Viene meno il valore scientifico dei topi come esemplari per emulare malattie umane
Non funzionano per patologie come sepsi, traumi e ustioni «Cambierà la ricerca a livello internazionale»
Per decenni, i topi sono stati la specie più utilizzata nello studio delle malattie umane. Ma adesso i ricercatori hanno ottenuto la prova che il modello murino sia stato totalmente fuorviante per almeno 3 diversi tipi di patologie mortali (sepsi, traumi e ustioni). Di conseguenza, essi affermano, che anni di lavoro e miliardi di dollari sono stati sprecati seguendo false piste.
Ciò non significa che il topo sia un modello inutile per tutte le malattie umane. Tuttavia, essi sollevano interrogativi su patologie come quelle che riguardano il sistema immunitario, inclusi cancro e disturbi cardiaci. «Il nostro articolo apre la possibilità ad una situazione parallela di essere presente», dice Shaw Warren, un ricercatore sulla sepsi all’ospedale generale del Massachusetts e uno degli autori principali del nuovo studio.
L’articolo, pubblicato in «Proceedings of the National Academy of Sciences», aiuta a spiegare perché sono falliti tutti i circa 150 farmaci, testati con enorme dispendio su pazienti affetti da sepsi.
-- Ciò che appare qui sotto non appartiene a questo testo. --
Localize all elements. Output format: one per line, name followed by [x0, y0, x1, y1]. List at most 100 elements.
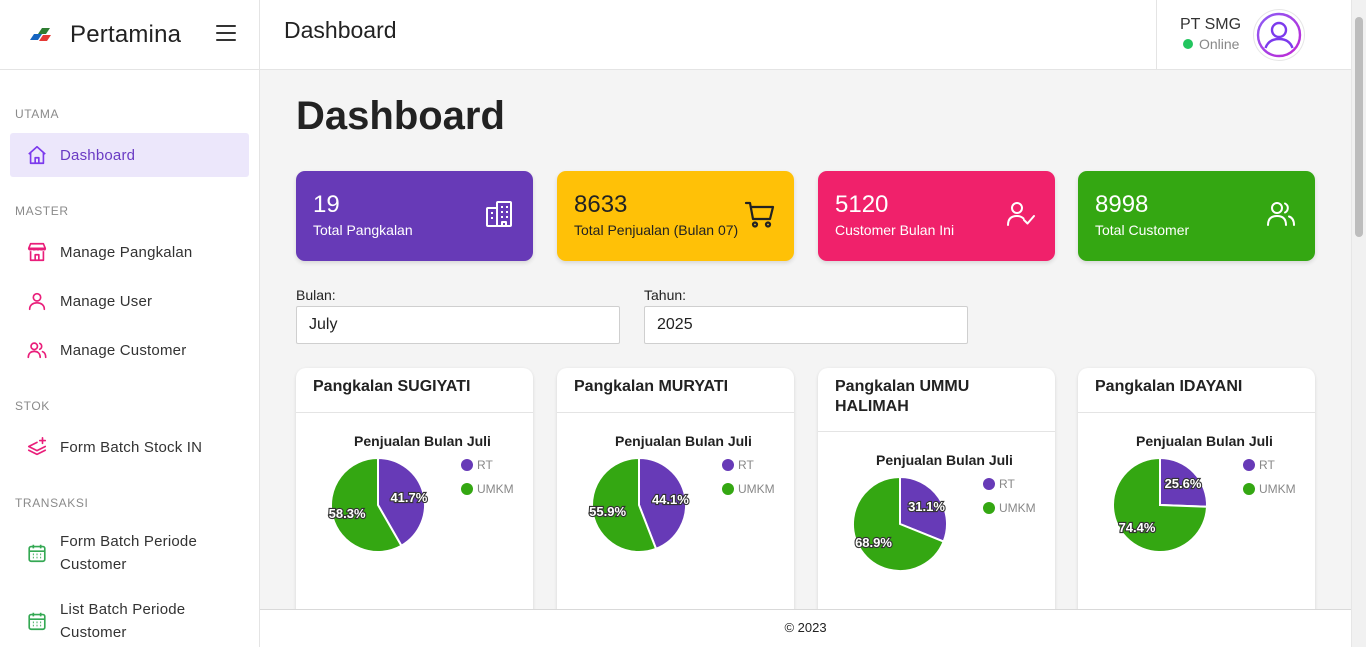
topbar-title: Dashboard: [284, 17, 397, 43]
cart-icon: [744, 201, 775, 228]
pangkalan-card: Pangkalan IDAYANI Penjualan Bulan Juli 2…: [1078, 368, 1315, 628]
pie-chart: 31.1% 68.9%: [852, 475, 948, 572]
chart-legend: RT UMKM: [983, 472, 1036, 520]
pangkalan-card: Pangkalan SUGIYATI Penjualan Bulan Juli …: [296, 368, 533, 628]
pie-data-label: 68.9%: [855, 535, 892, 550]
legend-label: RT: [999, 477, 1015, 491]
layers-plus-icon: [27, 437, 47, 456]
section-label-master: MASTER: [15, 204, 69, 218]
user-avatar-icon: [1256, 12, 1302, 58]
sidebar-item-label: Form Batch Periode Customer: [60, 533, 197, 573]
legend-item-rt[interactable]: RT: [1243, 453, 1296, 477]
legend-item-umkm[interactable]: UMKM: [983, 496, 1036, 520]
avatar[interactable]: [1254, 10, 1304, 60]
sidebar-item-label: List Batch Periode Customer: [60, 601, 186, 641]
stat-customer-bulan-ini[interactable]: 5120 Customer Bulan Ini: [818, 171, 1055, 261]
pie-data-label: 25.6%: [1165, 476, 1202, 491]
scrollbar-thumb[interactable]: [1355, 17, 1363, 237]
stat-value: 8998: [1095, 191, 1149, 218]
pie-slice-umkm[interactable]: [330, 456, 403, 553]
pertamina-logo-icon[interactable]: [28, 25, 54, 45]
sidebar-item-label: Manage User: [60, 292, 153, 310]
pie-slice-rt[interactable]: [638, 456, 688, 551]
pie-data-label: 31.1%: [908, 499, 945, 514]
sidebar: Pertamina UTAMA Dashboard MASTER Manage …: [0, 0, 260, 647]
user-status: Online: [1183, 36, 1239, 52]
sidebar-item-manage-customer[interactable]: Manage Customer: [10, 328, 249, 372]
sidebar-item-form-batch-stock-in[interactable]: Form Batch Stock IN: [10, 425, 249, 469]
bulan-select[interactable]: July: [296, 306, 620, 344]
calendar-icon: [28, 544, 46, 563]
chart-title: Penjualan Bulan Juli: [615, 433, 752, 449]
chart-legend: RT UMKM: [1243, 453, 1296, 501]
legend-label: UMKM: [1259, 482, 1296, 496]
online-dot-icon: [1183, 39, 1193, 49]
legend-label: RT: [738, 458, 754, 472]
legend-item-umkm[interactable]: UMKM: [1243, 477, 1296, 501]
chart-legend: RT UMKM: [461, 453, 514, 501]
legend-label: UMKM: [738, 482, 775, 496]
sidebar-item-list-batch-periode-customer[interactable]: List Batch Periode Customer: [10, 594, 249, 647]
legend-item-umkm[interactable]: UMKM: [461, 477, 514, 501]
sidebar-item-manage-user[interactable]: Manage User: [10, 279, 249, 323]
stat-label: Total Penjualan (Bulan 07): [574, 222, 739, 238]
stat-value: 5120: [835, 191, 889, 218]
user-menu[interactable]: PT SMG Online: [1156, 0, 1351, 70]
legend-item-rt[interactable]: RT: [983, 472, 1036, 496]
pie-slice-rt[interactable]: [899, 475, 948, 543]
user-check-icon: [1007, 202, 1035, 226]
home-icon: [28, 145, 46, 165]
sidebar-item-label: Dashboard: [60, 146, 136, 164]
user-status-text: Online: [1199, 36, 1240, 52]
chart-title: Penjualan Bulan Juli: [876, 452, 1013, 468]
brand-name: Pertamina: [70, 20, 182, 48]
footer: © 2023: [260, 609, 1351, 647]
menu-toggle-icon[interactable]: [216, 25, 236, 43]
pie-slice-umkm[interactable]: [591, 456, 658, 553]
legend-label: UMKM: [477, 482, 514, 496]
legend-item-rt[interactable]: RT: [722, 453, 775, 477]
card-header: Pangkalan UMMU HALIMAH: [818, 368, 1055, 432]
sidebar-item-form-batch-periode-customer[interactable]: Form Batch Periode Customer: [10, 526, 249, 580]
stat-label: Customer Bulan Ini: [835, 222, 955, 238]
topbar: Dashboard PT SMG Online: [260, 0, 1351, 70]
brand: Pertamina: [0, 0, 259, 70]
tahun-input[interactable]: 2025: [644, 306, 968, 344]
chart-legend: RT UMKM: [722, 453, 775, 501]
stat-value: 19: [313, 191, 340, 218]
store-icon: [27, 242, 47, 262]
legend-label: RT: [477, 458, 493, 472]
legend-label: UMKM: [999, 501, 1036, 515]
pie-chart: 25.6% 74.4%: [1112, 456, 1209, 553]
pie-data-label: 44.1%: [652, 492, 689, 507]
sidebar-item-manage-pangkalan[interactable]: Manage Pangkalan: [10, 230, 249, 274]
pie-data-label: 55.9%: [589, 504, 626, 519]
section-label-transaksi: TRANSAKSI: [15, 496, 89, 510]
pangkalan-card: Pangkalan MURYATI Penjualan Bulan Juli 4…: [557, 368, 794, 628]
pie-slice-umkm[interactable]: [1112, 456, 1209, 553]
sidebar-item-label: Form Batch Stock IN: [60, 438, 203, 456]
pie-slice-rt[interactable]: [1159, 456, 1208, 508]
page-scrollbar[interactable]: [1351, 0, 1366, 647]
chart-title: Penjualan Bulan Juli: [1136, 433, 1273, 449]
legend-item-umkm[interactable]: UMKM: [722, 477, 775, 501]
card-title: Pangkalan UMMU HALIMAH: [835, 378, 970, 415]
stat-total-pangkalan[interactable]: 19 Total Pangkalan: [296, 171, 533, 261]
users-icon: [1267, 202, 1295, 226]
card-title: Pangkalan MURYATI: [574, 378, 729, 395]
page-heading: Dashboard: [296, 94, 505, 138]
user-icon: [28, 292, 46, 311]
pie-slice-umkm[interactable]: [852, 475, 945, 572]
stat-total-penjualan[interactable]: 8633 Total Penjualan (Bulan 07): [557, 171, 794, 261]
tahun-label: Tahun:: [644, 287, 687, 303]
legend-item-rt[interactable]: RT: [461, 453, 514, 477]
card-header: Pangkalan MURYATI: [557, 368, 794, 413]
sidebar-item-dashboard[interactable]: Dashboard: [10, 133, 249, 177]
stat-total-customer[interactable]: 8998 Total Customer: [1078, 171, 1315, 261]
section-label-utama: UTAMA: [15, 107, 60, 121]
pangkalan-card: Pangkalan UMMU HALIMAH Penjualan Bulan J…: [818, 368, 1055, 628]
pie-data-label: 41.7%: [390, 490, 427, 505]
card-title: Pangkalan IDAYANI: [1095, 378, 1243, 395]
sidebar-item-label: Manage Pangkalan: [60, 243, 193, 261]
card-title: Pangkalan SUGIYATI: [313, 378, 471, 395]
Tutti i test farmacologici si basavano sullo studio dei topi. E adesso viene dimostrato che i topi possono avere qualcosa che assomiglia alla sepsi negli uomini, ma in realtà è una condizione molto diversa da quella umana. Esperti medici non legati a questo studio hanno detto che i risultati dovrebbero cambiare il corso della ricerca a livello mondiale per tale fatale malattia. La sepsi, una reazione potenzialmente mortale che avviene quando il corpo prova a lottare contro un’infezione, colpisce 750 000 pazienti all’anno negli Usa, uccide da un quarto alla metà di essi e costa negli Stati Uniti 17 miliardi di dollari all’anno. E’ la principale causa di morte nelle unità di terapia intensiva.
«Questo è un cambiamento rivoluzionario», dice Mitchell Fink, esperto della sepsi dell’Università della California di Los Angeles (Ucla), riguardo al nuovo studio. «E’ strabiliante», dice Richard Wenzel, ex direttore del dipartimento di medicina interna alla Virginia Commonwealth University e già redattore del New England Journal of Medicine: «Hanno assolutamente ragione».